ChatOps is mission critical
As our ChatOps project grew and became one of the main tools used by our team, new ideas popped up that led to the creation of custom code to facilitate code deployments straight from the chat window. Today, we can't live without it.
The evolution of our ChatOps system from a cool individual initiative to a mission-critical service is a common occurrence that should be treated as an important development in any devops environment.
Just look at is Box.com, which needed to comply with strict compliance rules and hence needed to make its ChatOps system robust and secure. The most important consideration is to be able and control which commands are restricted and by whom. So, the company built several tools that serve as middleware within Hubot. The open source repositories include security tools like RBAC, rate limiting, and second-person confirmation (on specific commands). You should apply the same parameters, including user authentication to control reads and writes, to your code repositories.
Another management aspect is availability. What if Slack, HipChat, or your dedicated ChatOps host are unavailable? Implement monitoring, backup, and disaster recovery just as you would do for any other service in your environment. In addition, take advantage of the testing capabilities enabled by your bots to ensure that plugins are tested and are functioning as expected, with your CI tests run against them just as with any other application. (In case you didn't know, Lita and Err have out-of-the-box testing for your custom plugins.)
ChatOps is not just a temporary side project. It can be a powerful tool that needs to be handled and maintained carefully. Obviously, ChatOps is a code like product code. It should go through a pull-request, be saved on source control, and undergo the relevant tests.
Bots for everyone
Back in November, Slack made some changes and unveiled a new and advanced capability: Users could use its chat to call a Lyft ride. Using the "/Lyft" command, Slack communicates with the Lyft's APIs, allowing you to use the service via Slack. Cool, isn't it?
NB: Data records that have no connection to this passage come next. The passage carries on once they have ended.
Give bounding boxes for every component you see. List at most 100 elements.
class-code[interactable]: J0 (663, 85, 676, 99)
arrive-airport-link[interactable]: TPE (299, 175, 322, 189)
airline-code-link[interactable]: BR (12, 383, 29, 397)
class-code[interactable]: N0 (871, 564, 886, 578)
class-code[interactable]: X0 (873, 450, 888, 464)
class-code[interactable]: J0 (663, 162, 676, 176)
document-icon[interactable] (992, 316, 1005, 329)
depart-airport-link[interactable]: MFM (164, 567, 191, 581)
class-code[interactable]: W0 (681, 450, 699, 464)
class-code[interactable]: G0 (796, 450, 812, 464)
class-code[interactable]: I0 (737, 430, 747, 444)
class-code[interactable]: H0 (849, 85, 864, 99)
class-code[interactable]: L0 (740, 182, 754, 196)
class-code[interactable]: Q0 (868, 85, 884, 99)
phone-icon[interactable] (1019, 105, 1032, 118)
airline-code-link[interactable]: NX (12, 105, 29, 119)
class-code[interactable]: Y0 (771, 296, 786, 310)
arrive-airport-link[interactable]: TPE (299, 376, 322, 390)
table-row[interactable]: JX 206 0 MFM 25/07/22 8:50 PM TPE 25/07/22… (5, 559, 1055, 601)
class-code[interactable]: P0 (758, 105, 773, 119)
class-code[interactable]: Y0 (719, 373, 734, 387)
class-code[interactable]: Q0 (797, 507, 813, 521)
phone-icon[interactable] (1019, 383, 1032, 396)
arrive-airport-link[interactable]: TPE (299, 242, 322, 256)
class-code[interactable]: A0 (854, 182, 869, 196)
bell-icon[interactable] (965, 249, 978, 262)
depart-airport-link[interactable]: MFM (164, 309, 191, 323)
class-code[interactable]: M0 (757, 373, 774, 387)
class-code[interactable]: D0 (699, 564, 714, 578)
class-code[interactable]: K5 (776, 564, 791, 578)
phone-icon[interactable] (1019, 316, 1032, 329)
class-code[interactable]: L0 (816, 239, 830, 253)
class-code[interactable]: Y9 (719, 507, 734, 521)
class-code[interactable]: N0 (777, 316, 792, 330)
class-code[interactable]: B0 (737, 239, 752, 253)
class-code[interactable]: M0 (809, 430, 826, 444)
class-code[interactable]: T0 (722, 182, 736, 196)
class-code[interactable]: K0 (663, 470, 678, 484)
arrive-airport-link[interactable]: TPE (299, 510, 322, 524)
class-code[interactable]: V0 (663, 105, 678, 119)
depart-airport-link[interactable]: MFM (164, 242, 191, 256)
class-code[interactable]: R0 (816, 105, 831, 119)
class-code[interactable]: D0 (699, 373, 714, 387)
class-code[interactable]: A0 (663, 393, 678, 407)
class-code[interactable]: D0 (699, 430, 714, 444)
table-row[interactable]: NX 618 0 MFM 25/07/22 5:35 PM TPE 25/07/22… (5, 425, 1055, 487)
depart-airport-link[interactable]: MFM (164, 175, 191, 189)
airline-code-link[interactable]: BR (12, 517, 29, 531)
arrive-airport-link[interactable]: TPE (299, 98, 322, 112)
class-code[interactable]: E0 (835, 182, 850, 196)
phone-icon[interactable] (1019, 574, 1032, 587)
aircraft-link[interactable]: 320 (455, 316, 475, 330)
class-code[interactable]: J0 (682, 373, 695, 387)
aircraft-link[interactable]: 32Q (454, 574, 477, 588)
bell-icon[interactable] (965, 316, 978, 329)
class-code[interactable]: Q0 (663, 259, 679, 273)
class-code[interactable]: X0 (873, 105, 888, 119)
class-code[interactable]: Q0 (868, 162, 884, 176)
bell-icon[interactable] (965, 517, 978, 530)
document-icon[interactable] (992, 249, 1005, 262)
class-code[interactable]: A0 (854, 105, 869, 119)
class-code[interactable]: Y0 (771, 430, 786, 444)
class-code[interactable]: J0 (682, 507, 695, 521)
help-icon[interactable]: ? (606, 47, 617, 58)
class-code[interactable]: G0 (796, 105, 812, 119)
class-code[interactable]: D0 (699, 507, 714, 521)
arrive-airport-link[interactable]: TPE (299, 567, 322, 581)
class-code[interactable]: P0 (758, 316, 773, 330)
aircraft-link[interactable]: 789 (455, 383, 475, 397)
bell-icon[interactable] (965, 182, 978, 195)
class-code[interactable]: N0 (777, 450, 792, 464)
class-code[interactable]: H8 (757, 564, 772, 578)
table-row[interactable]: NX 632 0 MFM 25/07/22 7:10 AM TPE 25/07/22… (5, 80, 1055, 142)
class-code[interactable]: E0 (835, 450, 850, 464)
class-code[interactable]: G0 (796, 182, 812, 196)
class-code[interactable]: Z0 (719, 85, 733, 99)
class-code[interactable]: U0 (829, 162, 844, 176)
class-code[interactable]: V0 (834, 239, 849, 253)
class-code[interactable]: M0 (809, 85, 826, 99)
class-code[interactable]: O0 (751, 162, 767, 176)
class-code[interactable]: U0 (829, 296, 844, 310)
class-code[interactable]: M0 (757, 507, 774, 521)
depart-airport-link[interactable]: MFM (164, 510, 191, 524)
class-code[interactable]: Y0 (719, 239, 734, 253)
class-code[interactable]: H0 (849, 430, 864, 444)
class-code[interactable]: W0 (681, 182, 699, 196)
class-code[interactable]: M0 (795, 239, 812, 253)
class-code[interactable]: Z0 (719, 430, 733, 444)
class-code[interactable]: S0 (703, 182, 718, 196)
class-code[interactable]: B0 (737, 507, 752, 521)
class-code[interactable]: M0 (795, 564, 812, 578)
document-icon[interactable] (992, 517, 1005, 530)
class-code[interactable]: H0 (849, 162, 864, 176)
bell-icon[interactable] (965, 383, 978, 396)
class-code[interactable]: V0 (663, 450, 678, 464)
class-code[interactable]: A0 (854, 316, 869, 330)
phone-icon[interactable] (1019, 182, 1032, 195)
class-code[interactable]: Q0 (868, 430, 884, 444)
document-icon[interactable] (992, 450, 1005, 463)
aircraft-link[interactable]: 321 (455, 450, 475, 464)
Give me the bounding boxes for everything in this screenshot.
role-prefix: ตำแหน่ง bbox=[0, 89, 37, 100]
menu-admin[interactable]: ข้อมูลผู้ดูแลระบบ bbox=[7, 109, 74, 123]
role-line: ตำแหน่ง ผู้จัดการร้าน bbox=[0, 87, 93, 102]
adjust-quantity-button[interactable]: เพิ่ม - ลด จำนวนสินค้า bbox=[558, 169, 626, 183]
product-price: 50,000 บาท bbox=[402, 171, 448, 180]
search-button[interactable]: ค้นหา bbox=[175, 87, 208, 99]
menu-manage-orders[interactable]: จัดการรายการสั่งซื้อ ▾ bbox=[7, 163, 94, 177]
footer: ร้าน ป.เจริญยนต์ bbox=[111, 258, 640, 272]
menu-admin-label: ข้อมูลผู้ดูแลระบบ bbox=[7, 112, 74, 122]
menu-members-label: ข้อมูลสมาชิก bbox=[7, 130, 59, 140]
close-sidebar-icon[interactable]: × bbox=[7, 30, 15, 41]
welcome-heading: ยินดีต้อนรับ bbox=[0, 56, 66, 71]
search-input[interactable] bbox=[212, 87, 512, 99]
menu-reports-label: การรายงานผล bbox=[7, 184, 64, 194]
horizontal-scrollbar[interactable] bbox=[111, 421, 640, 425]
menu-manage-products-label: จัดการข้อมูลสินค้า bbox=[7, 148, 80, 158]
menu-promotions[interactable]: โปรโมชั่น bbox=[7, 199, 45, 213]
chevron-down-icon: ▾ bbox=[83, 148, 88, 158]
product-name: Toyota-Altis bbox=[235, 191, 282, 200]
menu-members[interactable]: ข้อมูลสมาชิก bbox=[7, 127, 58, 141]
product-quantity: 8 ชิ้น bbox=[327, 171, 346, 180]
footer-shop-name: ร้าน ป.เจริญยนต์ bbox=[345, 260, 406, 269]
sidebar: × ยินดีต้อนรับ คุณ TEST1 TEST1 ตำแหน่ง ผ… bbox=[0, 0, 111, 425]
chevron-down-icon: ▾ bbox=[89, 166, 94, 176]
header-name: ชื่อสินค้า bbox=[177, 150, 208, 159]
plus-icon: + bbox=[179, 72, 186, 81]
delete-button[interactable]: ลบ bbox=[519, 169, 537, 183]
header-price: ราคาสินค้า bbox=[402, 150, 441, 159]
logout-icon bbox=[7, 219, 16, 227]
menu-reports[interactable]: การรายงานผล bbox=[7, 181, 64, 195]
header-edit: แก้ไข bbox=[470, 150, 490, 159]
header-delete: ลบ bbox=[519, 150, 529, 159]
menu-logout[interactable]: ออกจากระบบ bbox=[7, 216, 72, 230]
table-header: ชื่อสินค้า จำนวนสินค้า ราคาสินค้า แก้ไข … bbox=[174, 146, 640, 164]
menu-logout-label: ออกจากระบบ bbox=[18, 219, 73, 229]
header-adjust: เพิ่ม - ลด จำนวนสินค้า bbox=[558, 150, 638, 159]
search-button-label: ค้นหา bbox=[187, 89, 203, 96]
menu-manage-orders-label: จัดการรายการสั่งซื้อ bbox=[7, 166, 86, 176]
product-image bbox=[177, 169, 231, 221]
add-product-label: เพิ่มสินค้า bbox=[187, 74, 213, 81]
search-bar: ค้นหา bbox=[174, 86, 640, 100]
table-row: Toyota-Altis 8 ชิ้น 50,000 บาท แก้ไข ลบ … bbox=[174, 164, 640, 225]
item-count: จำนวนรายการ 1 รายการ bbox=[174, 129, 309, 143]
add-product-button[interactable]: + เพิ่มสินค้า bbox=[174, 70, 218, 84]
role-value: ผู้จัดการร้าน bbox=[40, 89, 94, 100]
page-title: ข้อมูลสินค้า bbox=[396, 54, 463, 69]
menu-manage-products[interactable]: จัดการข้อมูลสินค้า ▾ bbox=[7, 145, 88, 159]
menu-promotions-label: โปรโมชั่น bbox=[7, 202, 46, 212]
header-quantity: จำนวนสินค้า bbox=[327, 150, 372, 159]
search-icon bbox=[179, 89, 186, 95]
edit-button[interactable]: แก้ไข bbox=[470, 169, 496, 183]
Although bots are not a new concept, Facebook's recent announcement that it's beginning to integrate AI services within its array of applications brought attention to them again. With the integration of bots within Facebook's Messenger app, its 900 million users will be able to receive more efficient customer service and avoid the annoyance of waiting for assistance on the phone. Facebook has also publicly announced that brands and developers will be able to build their chatbots for Facebook Messenger, following in the footsteps of Slack and Hipchat. Although the development of bots will take some time, this will make a tremendous difference in online communication.
This is a very interesting opportunity for startups to improve and commercialize ChatOps further to become more secure, reliable, and feature-rich. I'm sure some new companies are already launching in this domain.